Purpose: To assess whether adenovirus-mediated retinoblastoma 94 (Ad-RB94) transgene expression enhances efficacy of radiation therapy (XRT) of human head and neck squamous cell carcinoma (HNSCC).

Experimental Design: The HNSCC cell lines (JHU006 and JHU012) were treated in vitro and in a nude mouse xenograft model with Ad-RB94, Ad-DL312 control vector, or untreated as mock control. Cell viability and tumor growth were evaluated and combined RB94/XRT antitumor activity was analyzed by measuring DNA double-strand breaks, apoptosis-associated early DNA fragmentation, and levels of RB-regulated cell cycle progression E2F1 transcription factor.

Results: Ad-RB94/XRT resulted in significant HNSCC cell growth inhibition compared with XRT alone or Ad-RB94 alone in vitro and caused significant tumor regression compared with XRT alone and Ad-DL312/XRT in JHU006 and with XRT alone, Ad-DL312/XRT and Ad-RB94 alone in JHU012 in vivo. Neutral comet analysis revealed that DNA damage was significantly elevated in cells treated with Ad-RB94 alone and Ad-RB94/XRT. Tumors treated with Ad-RB94 alone showed a striking increase in early apoptosis DNA fragmentation, and DNA fragmentation was further enhanced with XRT. In addition, levels of E2F1 were up-regulated by Ad-RB94/XRT combination, whereas Ad-RB94 alone did not affect E2F1 levels and XRT alone led to down-regulation of E2F1.

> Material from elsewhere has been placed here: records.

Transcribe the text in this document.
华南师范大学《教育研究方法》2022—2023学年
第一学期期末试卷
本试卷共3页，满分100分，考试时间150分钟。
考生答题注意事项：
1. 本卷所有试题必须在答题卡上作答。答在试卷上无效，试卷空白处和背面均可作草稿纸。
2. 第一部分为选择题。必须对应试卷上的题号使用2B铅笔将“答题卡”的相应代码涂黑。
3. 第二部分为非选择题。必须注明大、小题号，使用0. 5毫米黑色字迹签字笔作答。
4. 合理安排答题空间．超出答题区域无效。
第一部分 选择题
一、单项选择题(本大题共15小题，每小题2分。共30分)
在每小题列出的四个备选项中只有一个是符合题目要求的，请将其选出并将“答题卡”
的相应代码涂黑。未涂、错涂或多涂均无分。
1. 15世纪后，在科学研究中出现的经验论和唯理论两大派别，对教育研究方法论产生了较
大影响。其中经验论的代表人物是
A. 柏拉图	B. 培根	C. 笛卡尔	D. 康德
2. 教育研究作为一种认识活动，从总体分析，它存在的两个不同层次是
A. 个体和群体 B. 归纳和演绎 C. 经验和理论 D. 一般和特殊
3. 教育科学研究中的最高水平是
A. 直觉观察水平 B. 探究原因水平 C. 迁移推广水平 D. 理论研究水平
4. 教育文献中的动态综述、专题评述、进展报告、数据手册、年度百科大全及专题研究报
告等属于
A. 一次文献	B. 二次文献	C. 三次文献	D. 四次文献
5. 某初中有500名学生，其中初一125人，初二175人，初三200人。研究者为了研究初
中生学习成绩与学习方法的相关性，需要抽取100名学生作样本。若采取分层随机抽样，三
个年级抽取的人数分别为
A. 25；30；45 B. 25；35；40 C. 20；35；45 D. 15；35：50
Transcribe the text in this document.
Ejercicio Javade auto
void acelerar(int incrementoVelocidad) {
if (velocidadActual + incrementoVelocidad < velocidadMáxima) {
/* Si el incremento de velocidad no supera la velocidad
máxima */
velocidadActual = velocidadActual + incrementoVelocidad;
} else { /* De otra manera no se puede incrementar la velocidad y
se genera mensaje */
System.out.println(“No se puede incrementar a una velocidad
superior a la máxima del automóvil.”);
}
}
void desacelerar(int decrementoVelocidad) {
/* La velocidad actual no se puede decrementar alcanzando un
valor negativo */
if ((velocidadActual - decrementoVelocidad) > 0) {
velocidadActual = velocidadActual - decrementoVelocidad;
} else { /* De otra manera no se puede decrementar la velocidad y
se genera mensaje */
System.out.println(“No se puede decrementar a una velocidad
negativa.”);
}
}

Conclusions: A potent antitumor effect has been observed after Ad-RB94/XRT combination treatment in HNSCC xenograft tumors. Enhanced tumor regression correlated with increased apoptosis. Ad-RB94 treatment enhances the efficacy of XRT through tumor cell sensitization by arresting the cells at the radiation-sensitive G₂-M cell cycle and via E2F1 up-regulation.